James Harper wrote:
It's been a while since I installed a Debian machine via any other means than debootstrap... do any flavours of Linux these days take any steps to ensure you choose a sensible password? A computer without a firewall is only as secure as the user that set it up, regardless of the OS.
Last time I looked, in d-i Ubuntu checked password strength (but not enforce it); Debian did not check it. I cannot comment on ubiquity. This is for the initial user. Once install has completed, it would depend on how you were adding accounts (e.g. adduser, or LDAP, or what?) and whether strength checking was enabled in e.g. /etc/pam*. I don't know offhand. As at lucid, RFC2307 accounts in slapd do not have password strength checking when setting passwords with exop. There is an option for it in the slapo_ppolicy overlay, but you must write your own C function to perform the check.

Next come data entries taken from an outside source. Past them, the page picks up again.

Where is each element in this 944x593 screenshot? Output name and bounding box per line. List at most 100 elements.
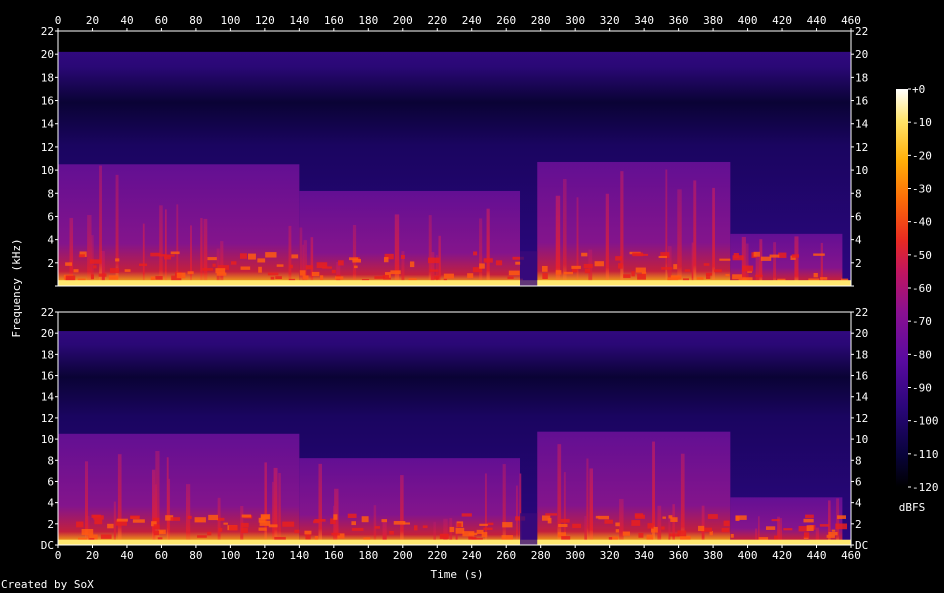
energy-hotspot [714, 269, 722, 273]
y-tick-label: 10 [855, 164, 868, 177]
y-tick-label: 6 [47, 475, 54, 488]
y-tick-label: 20 [41, 48, 54, 61]
energy-hotspot [449, 526, 455, 533]
transient-streak [190, 225, 192, 286]
quiet-gap [520, 513, 538, 545]
energy-hotspot [473, 251, 478, 256]
energy-hotspot [661, 267, 673, 270]
y-tick-label: DC [41, 539, 54, 552]
x-tick-label: 240 [462, 549, 482, 562]
energy-hotspot [78, 254, 85, 258]
energy-hotspot [150, 276, 156, 281]
y-tick-label: 8 [855, 454, 862, 467]
colorbar-tick-label: -100 [912, 415, 939, 428]
energy-hotspot [558, 523, 568, 528]
colorbar-tick-label: -60 [912, 282, 932, 295]
energy-hotspot [495, 260, 503, 266]
x-tick-label: 140 [289, 14, 309, 27]
energy-hotspot [215, 268, 226, 274]
energy-hotspot [515, 261, 521, 265]
energy-hotspot [241, 514, 252, 518]
energy-hotspot [819, 524, 830, 527]
energy-hotspot [289, 264, 293, 269]
sox-credit: Created by SoX [1, 578, 94, 591]
energy-hotspot [187, 271, 194, 275]
colorbar [896, 89, 908, 487]
x-tick-label: 180 [358, 549, 378, 562]
colorbar-tick-label: -30 [912, 183, 932, 196]
energy-hotspot [778, 252, 787, 258]
x-tick-label: 420 [772, 14, 792, 27]
x-tick-label: 400 [738, 549, 758, 562]
transient-streak [502, 464, 506, 545]
energy-hotspot [258, 266, 262, 273]
y-tick-label: 18 [41, 71, 54, 84]
energy-hotspot [248, 253, 256, 260]
x-tick-label: 440 [807, 549, 827, 562]
energy-hotspot [634, 513, 644, 518]
colorbar-tick-labels: +0 -10 -20 -30 -40 -50 -60 -70 -80 -90 -100 -110 -12… [908, 83, 939, 494]
energy-hotspot [217, 517, 225, 521]
energy-hotspot [707, 514, 718, 519]
energy-hotspot [89, 259, 102, 264]
cutoff-band [58, 31, 851, 52]
energy-hotspot [677, 530, 687, 537]
energy-hotspot [154, 530, 160, 536]
y-tick-label: 14 [855, 391, 869, 404]
x-tick-label: 100 [220, 14, 240, 27]
energy-hotspot [383, 257, 389, 263]
energy-hotspot [93, 265, 97, 269]
energy-hotspot [637, 273, 646, 280]
energy-hotspot [241, 522, 249, 528]
energy-hotspot [507, 276, 514, 279]
transient-streak [185, 484, 191, 545]
energy-hotspot [647, 523, 654, 529]
y-tick-label: 20 [855, 48, 868, 61]
energy-hotspot [479, 523, 488, 526]
energy-hotspot [338, 260, 344, 266]
energy-hotspot [563, 271, 574, 275]
x-tick-label: 320 [600, 549, 620, 562]
energy-hotspot [150, 252, 161, 257]
energy-hotspot [658, 255, 668, 259]
energy-hotspot [381, 519, 388, 523]
energy-hotspot [813, 253, 825, 256]
y-tick-label: 14 [41, 391, 55, 404]
energy-hotspot [90, 274, 94, 279]
energy-hotspot [662, 516, 666, 519]
energy-hotspot [461, 513, 472, 517]
energy-hotspot [615, 256, 622, 261]
x-tick-label: 60 [155, 549, 168, 562]
transient-streak [167, 478, 171, 545]
x-tick-label: 160 [324, 549, 344, 562]
x-tick-label: 220 [427, 14, 447, 27]
y-tick-label: 22 [855, 306, 868, 319]
x-tick-label: 220 [427, 549, 447, 562]
energy-hotspot [813, 272, 818, 278]
colorbar-tick-label: -90 [912, 382, 932, 395]
energy-hotspot [107, 523, 114, 529]
energy-hotspot [541, 265, 548, 272]
y-tick-label: 4 [855, 234, 862, 247]
energy-hotspot [455, 527, 465, 534]
y-tick-label: 14 [855, 118, 869, 131]
energy-hotspot [803, 518, 814, 523]
segment-band [730, 497, 843, 545]
energy-hotspot [291, 254, 299, 259]
y-tick-label: 14 [41, 118, 55, 131]
energy-hotspot [331, 532, 340, 536]
energy-hotspot [541, 515, 551, 521]
energy-hotspot [771, 519, 780, 522]
y-tick-label: 2 [47, 518, 54, 531]
energy-hotspot [632, 252, 644, 257]
x-tick-label: 360 [669, 14, 689, 27]
energy-hotspot [239, 253, 247, 259]
energy-hotspot [109, 268, 120, 274]
transient-streak [113, 501, 116, 545]
energy-hotspot [439, 533, 449, 539]
transient-streak [310, 237, 314, 286]
energy-hotspot [725, 274, 730, 277]
cutoff-band [58, 312, 851, 332]
transient-streak [302, 244, 305, 286]
energy-hotspot [91, 514, 101, 518]
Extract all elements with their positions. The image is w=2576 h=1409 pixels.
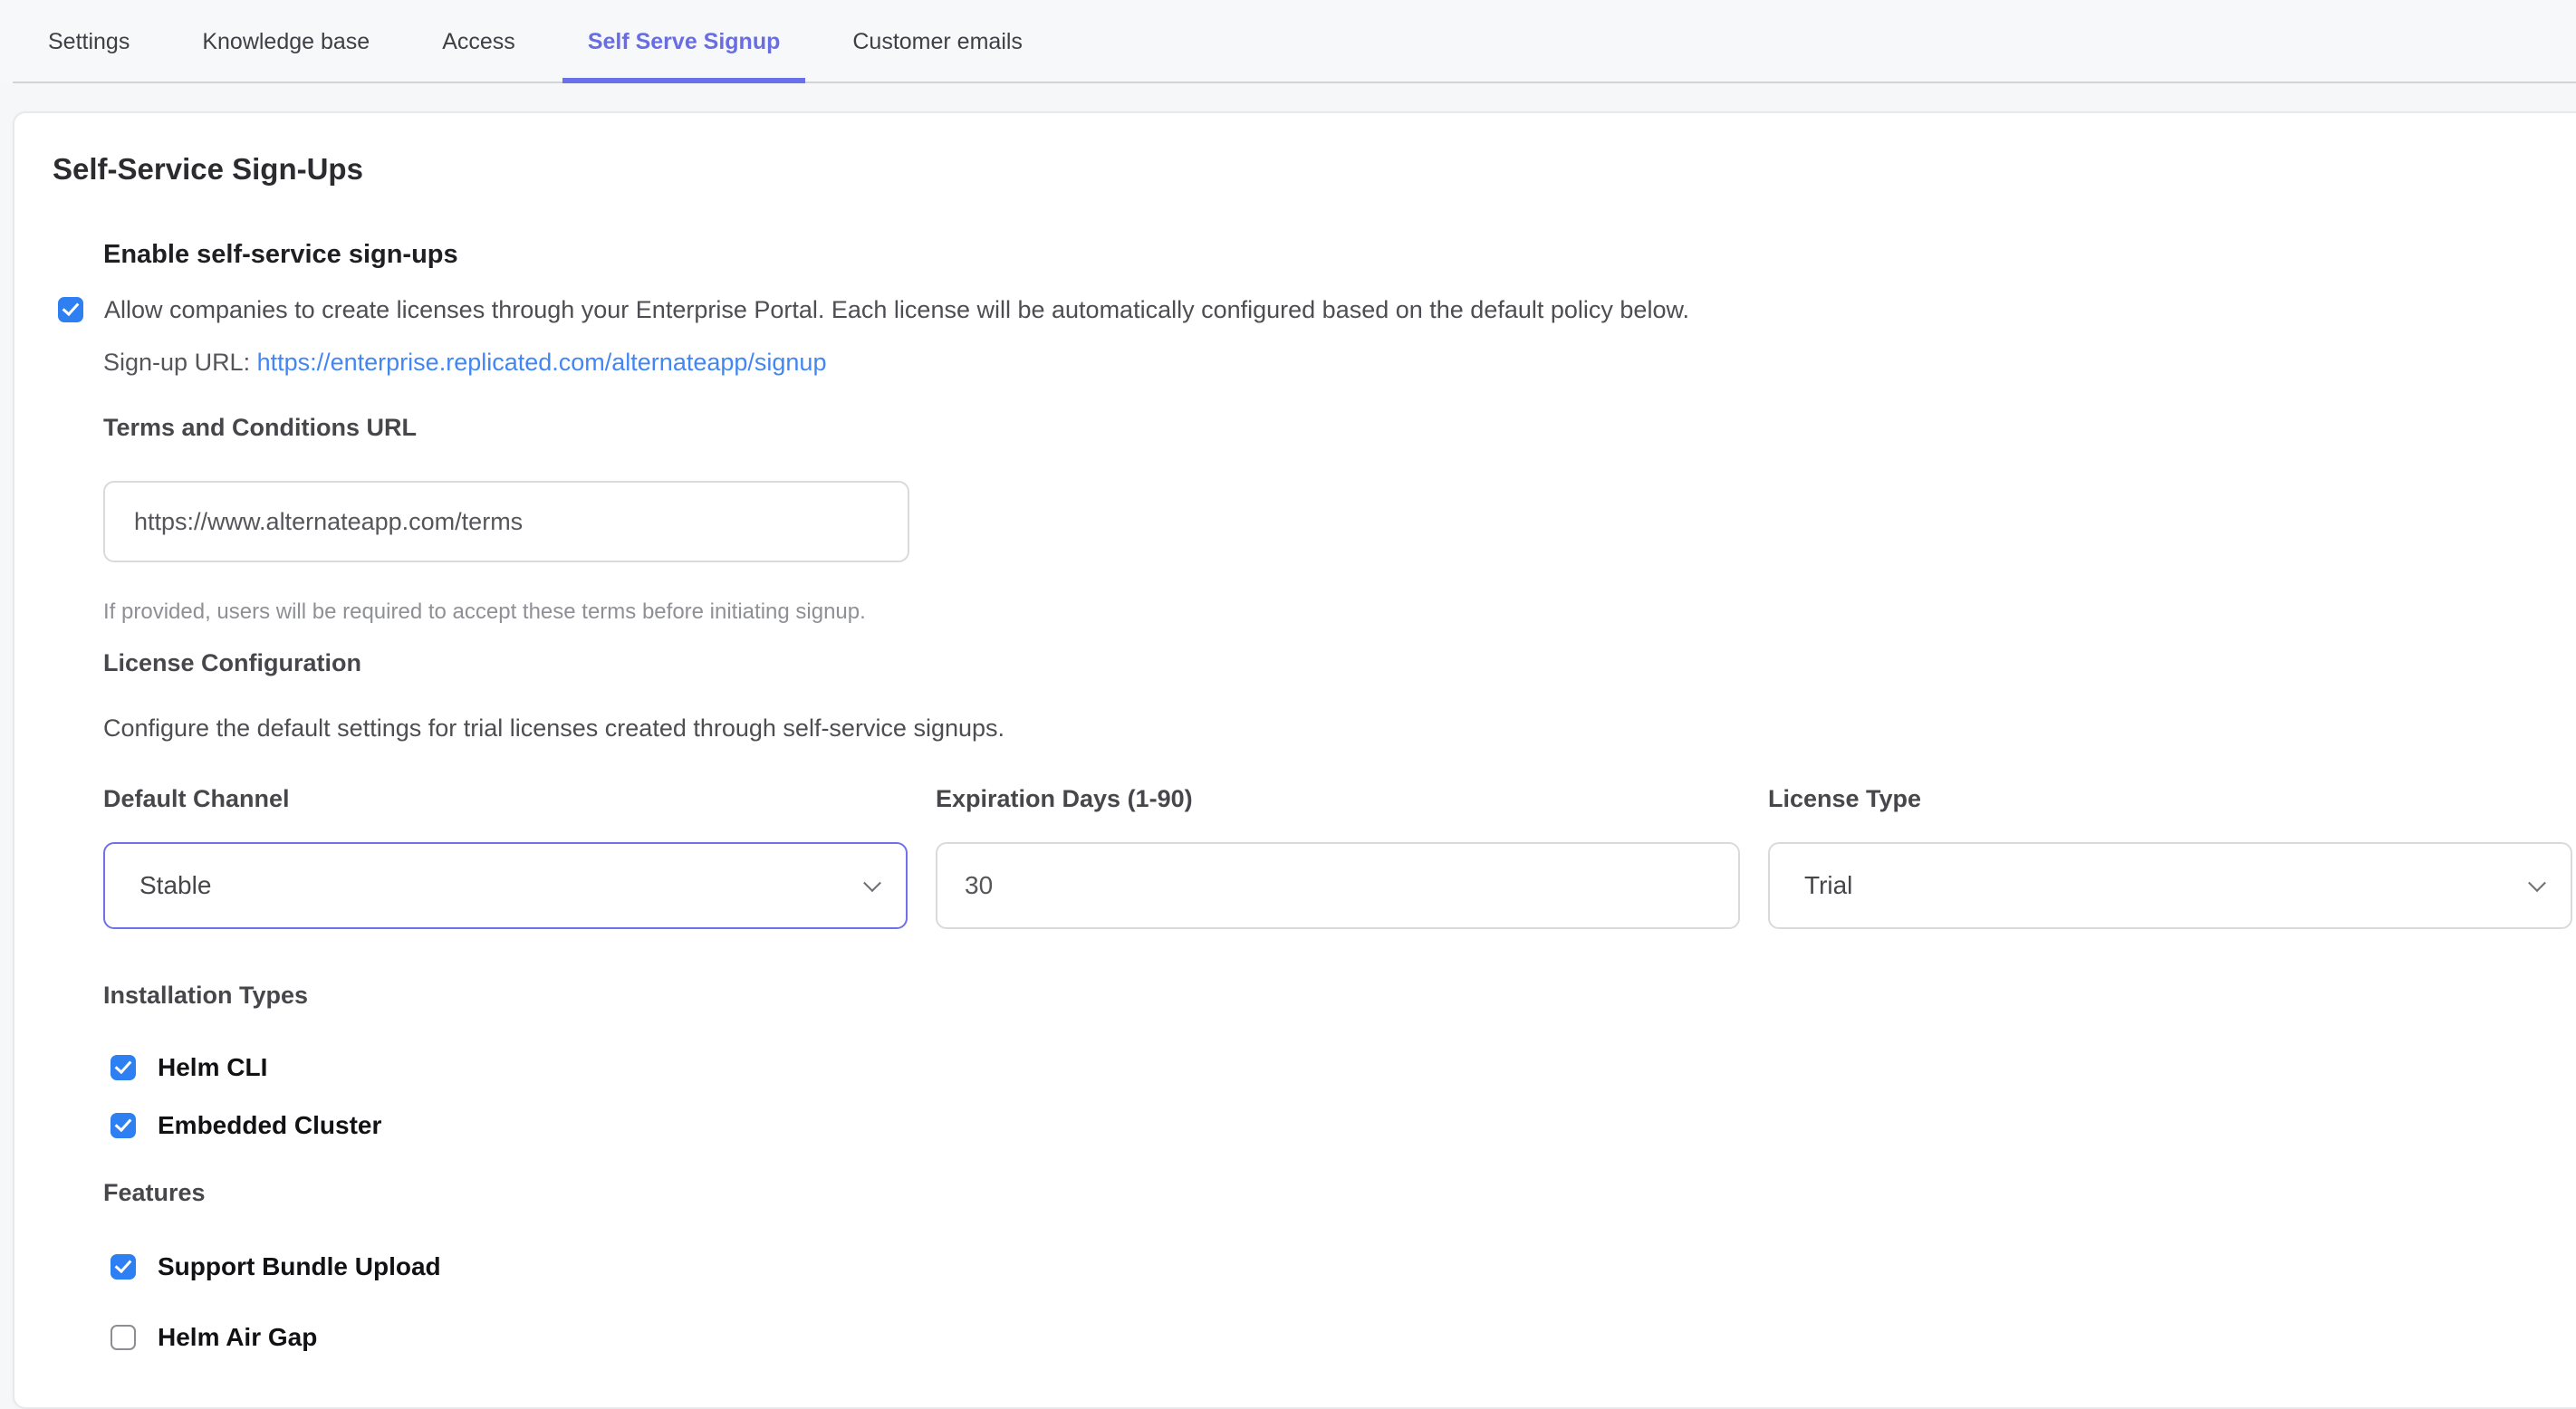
default-channel-value: Stable <box>139 871 211 900</box>
tab-access[interactable]: Access <box>406 0 552 83</box>
tab-knowledge-base[interactable]: Knowledge base <box>166 0 406 83</box>
feature-row: Support Bundle Upload <box>111 1251 2572 1282</box>
helm-air-gap-checkbox[interactable] <box>111 1325 136 1350</box>
signup-url-link[interactable]: https://enterprise.replicated.com/altern… <box>257 349 827 376</box>
enable-signups-heading: Enable self-service sign-ups <box>103 238 2572 271</box>
enable-signups-checkbox[interactable] <box>58 297 83 322</box>
chevron-down-icon <box>2528 874 2546 892</box>
installation-types-label: Installation Types <box>103 980 2572 1011</box>
signup-url-line: Sign-up URL: https://enterprise.replicat… <box>103 347 2572 378</box>
chevron-down-icon <box>863 874 881 892</box>
helm-air-gap-label: Helm Air Gap <box>158 1323 317 1352</box>
license-type-label: License Type <box>1768 783 2572 814</box>
default-channel-label: Default Channel <box>103 783 908 814</box>
support-bundle-upload-label: Support Bundle Upload <box>158 1252 441 1281</box>
helm-cli-checkbox[interactable] <box>111 1055 136 1080</box>
expiration-days-input[interactable] <box>936 842 1740 929</box>
enable-signups-description: Allow companies to create licenses throu… <box>104 294 1689 325</box>
features-label: Features <box>103 1177 2572 1208</box>
license-fields-grid: Default Channel Expiration Days (1-90) L… <box>103 783 2572 929</box>
tab-self-serve-signup[interactable]: Self Serve Signup <box>552 0 817 83</box>
feature-row: Helm Air Gap <box>111 1322 2572 1353</box>
support-bundle-upload-checkbox[interactable] <box>111 1254 136 1280</box>
tab-bar: Settings Knowledge base Access Self Serv… <box>0 0 2576 83</box>
expiration-days-label: Expiration Days (1-90) <box>936 783 1740 814</box>
installation-type-row: Embedded Cluster <box>111 1110 2572 1141</box>
terms-url-help: If provided, users will be required to a… <box>103 599 2572 626</box>
page-title: Self-Service Sign-Ups <box>53 151 2572 187</box>
license-type-value: Trial <box>1804 871 1852 900</box>
license-type-select[interactable]: Trial <box>1768 842 2572 929</box>
helm-cli-label: Helm CLI <box>158 1053 267 1082</box>
default-channel-select[interactable]: Stable <box>103 842 908 929</box>
embedded-cluster-label: Embedded Cluster <box>158 1111 381 1140</box>
embedded-cluster-checkbox[interactable] <box>111 1113 136 1138</box>
signup-url-label: Sign-up URL: <box>103 349 257 376</box>
terms-url-label: Terms and Conditions URL <box>103 412 2572 443</box>
self-service-signups-card: Self-Service Sign-Ups Enable self-servic… <box>13 111 2576 1409</box>
license-configuration-description: Configure the default settings for trial… <box>103 713 2572 743</box>
installation-type-row: Helm CLI <box>111 1052 2572 1083</box>
terms-url-input[interactable] <box>103 481 909 562</box>
enable-signups-row: Allow companies to create licenses throu… <box>58 294 2572 325</box>
license-configuration-heading: License Configuration <box>103 647 2572 678</box>
tab-customer-emails[interactable]: Customer emails <box>816 0 1059 83</box>
tab-settings[interactable]: Settings <box>12 0 166 83</box>
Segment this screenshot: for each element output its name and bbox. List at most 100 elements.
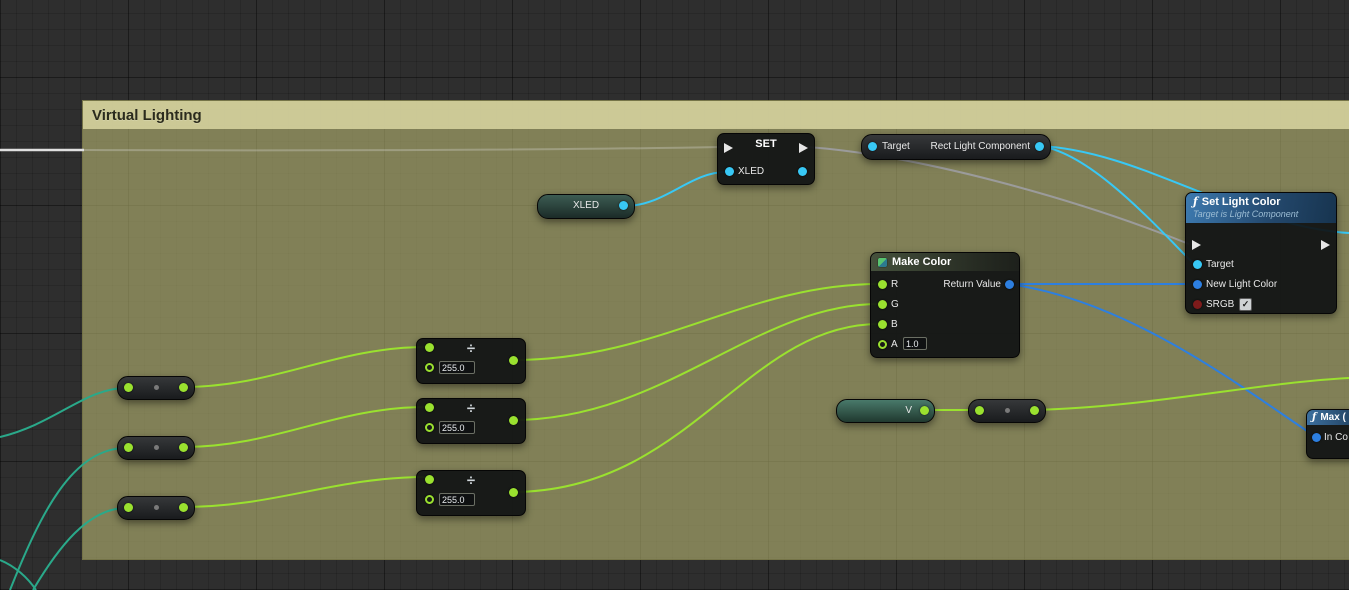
srgb-checkbox[interactable]: ✓ [1239,298,1252,311]
slc-exec-out-pin[interactable] [1321,240,1330,250]
slc-new-light-color-label: New Light Color [1206,279,1277,290]
wire-teal-2[interactable] [10,448,126,590]
set-xled-output-pin[interactable] [798,167,807,176]
divide3-output-pin[interactable] [509,488,518,497]
function-icon: ƒ [1312,412,1316,423]
make-color-title: Make Color [892,256,951,268]
pill2-output-pin[interactable] [179,443,188,452]
wire-layer [0,0,1349,590]
wire-teal-1[interactable] [0,388,126,437]
make-color-a-pin[interactable] [878,340,887,349]
pill4-output-pin[interactable] [1030,406,1039,415]
wire-pill3-to-divide3[interactable] [183,477,426,507]
pill-center-dot [154,505,159,510]
set-xled-pin-label: XLED [738,166,764,177]
pill-center-dot [154,445,159,450]
set-light-color-subtitle: Target is Light Component [1193,208,1329,220]
variable-get-v-node[interactable]: V [836,399,935,423]
divide-operator: ÷ [467,340,475,357]
divide2-output-pin[interactable] [509,416,518,425]
slc-exec-in-pin[interactable] [1192,240,1201,250]
slc-srgb-label: SRGB [1206,299,1234,310]
divide1-input-a-pin[interactable] [425,343,434,352]
make-color-a-field[interactable] [903,337,927,350]
divide-node-2[interactable]: ÷ [416,398,526,444]
make-color-header[interactable]: Make Color [871,253,1019,271]
pill2-input-pin[interactable] [124,443,133,452]
wire-exec-set-to-setlightcolor[interactable] [807,147,1189,244]
wire-divide1-to-r[interactable] [512,284,879,360]
slc-target-label: Target [1206,259,1234,270]
slc-target-pin[interactable] [1193,260,1202,269]
passthrough-pill-1[interactable] [117,376,195,400]
wire-pill-to-right-edge[interactable] [1034,378,1349,410]
make-color-b-pin[interactable] [878,320,887,329]
passthrough-pill-2[interactable] [117,436,195,460]
wire-divide3-to-b[interactable] [512,324,879,492]
rect-light-output-label: Rect Light Component [930,141,1030,152]
wire-exec-incoming-faint[interactable] [84,147,721,150]
divide-node-3[interactable]: ÷ [416,470,526,516]
max-title: Max ( [1320,412,1346,423]
variable-get-xled-node[interactable]: XLED [537,194,635,219]
divide2-input-b-pin[interactable] [425,423,434,432]
pill3-input-pin[interactable] [124,503,133,512]
rect-light-input-label: Target [882,141,910,152]
set-light-color-header[interactable]: ƒ Set Light Color Target is Light Compone… [1186,193,1336,223]
wire-rectlight-to-target[interactable] [1039,146,1192,262]
max-header[interactable]: ƒ Max ( [1307,410,1349,425]
slc-srgb-pin[interactable] [1193,300,1202,309]
rect-light-component-node[interactable]: Target Rect Light Component [861,134,1051,160]
pill1-input-pin[interactable] [124,383,133,392]
rect-light-target-input-pin[interactable] [868,142,877,151]
set-light-color-node[interactable]: ƒ Set Light Color Target is Light Compone… [1185,192,1337,314]
divide1-divisor-field[interactable] [439,361,475,374]
divide1-output-pin[interactable] [509,356,518,365]
max-input-label: In Co [1324,432,1348,443]
make-color-g-pin[interactable] [878,300,887,309]
divide3-divisor-field[interactable] [439,493,475,506]
wire-xled-to-set[interactable] [625,172,726,206]
make-color-r-pin[interactable] [878,280,887,289]
make-color-return-label: Return Value [943,279,1001,290]
divide3-input-a-pin[interactable] [425,475,434,484]
passthrough-pill-3[interactable] [117,496,195,520]
function-icon: ƒ [1193,195,1198,208]
wire-pill2-to-divide2[interactable] [183,407,426,447]
v-output-pin[interactable] [920,406,929,415]
blueprint-graph-canvas[interactable]: Virtual Lighting XLED SET XLED [0,0,1349,590]
set-exec-in-pin[interactable] [724,143,733,153]
xled-output-pin[interactable] [619,201,628,210]
wire-pill1-to-divide1[interactable] [183,347,426,387]
pill-center-dot [154,385,159,390]
wire-teal-4[interactable] [0,560,36,590]
divide3-input-b-pin[interactable] [425,495,434,504]
wire-teal-3[interactable] [33,508,126,590]
pill-center-dot [1005,408,1010,413]
passthrough-pill-4[interactable] [968,399,1046,423]
slc-new-light-color-pin[interactable] [1193,280,1202,289]
max-node[interactable]: ƒ Max ( In Co [1306,409,1349,459]
pill1-output-pin[interactable] [179,383,188,392]
wire-divide2-to-g[interactable] [512,304,879,420]
divide1-input-b-pin[interactable] [425,363,434,372]
divide-operator: ÷ [467,400,475,417]
v-label: V [905,405,912,416]
pill4-input-pin[interactable] [975,406,984,415]
rect-light-output-pin[interactable] [1035,142,1044,151]
divide-node-1[interactable]: ÷ [416,338,526,384]
make-color-icon [878,258,887,267]
make-color-node[interactable]: Make Color R G B A Return Value [870,252,1020,358]
pill3-output-pin[interactable] [179,503,188,512]
make-color-return-pin[interactable] [1005,280,1014,289]
make-color-r-label: R [891,279,898,290]
set-light-color-title: Set Light Color [1202,196,1281,208]
make-color-a-label: A [891,339,898,350]
make-color-g-label: G [891,299,899,310]
set-xled-node[interactable]: SET XLED [717,133,815,185]
set-exec-out-pin[interactable] [799,143,808,153]
divide2-divisor-field[interactable] [439,421,475,434]
set-xled-input-pin[interactable] [725,167,734,176]
divide2-input-a-pin[interactable] [425,403,434,412]
max-input-pin[interactable] [1312,433,1321,442]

So if the user didn't choose a good password, and ran openssh-server with password authentication, then we have a problem. (or maybe modern distributions don't enable password authentication on ssh by default?? In which case I withdraw my remarks :)
I am repeatedly annoyed that "apt-get install openssh-server" results in a daemon binding to *:22 by default. IMO it should behave like all other daemons and either not run, or bind only to lo by default. Otherwise, there is an (admittedly small) window between installing sshd, and locking down sshd_config, in which people can attack sshd in its default configuration.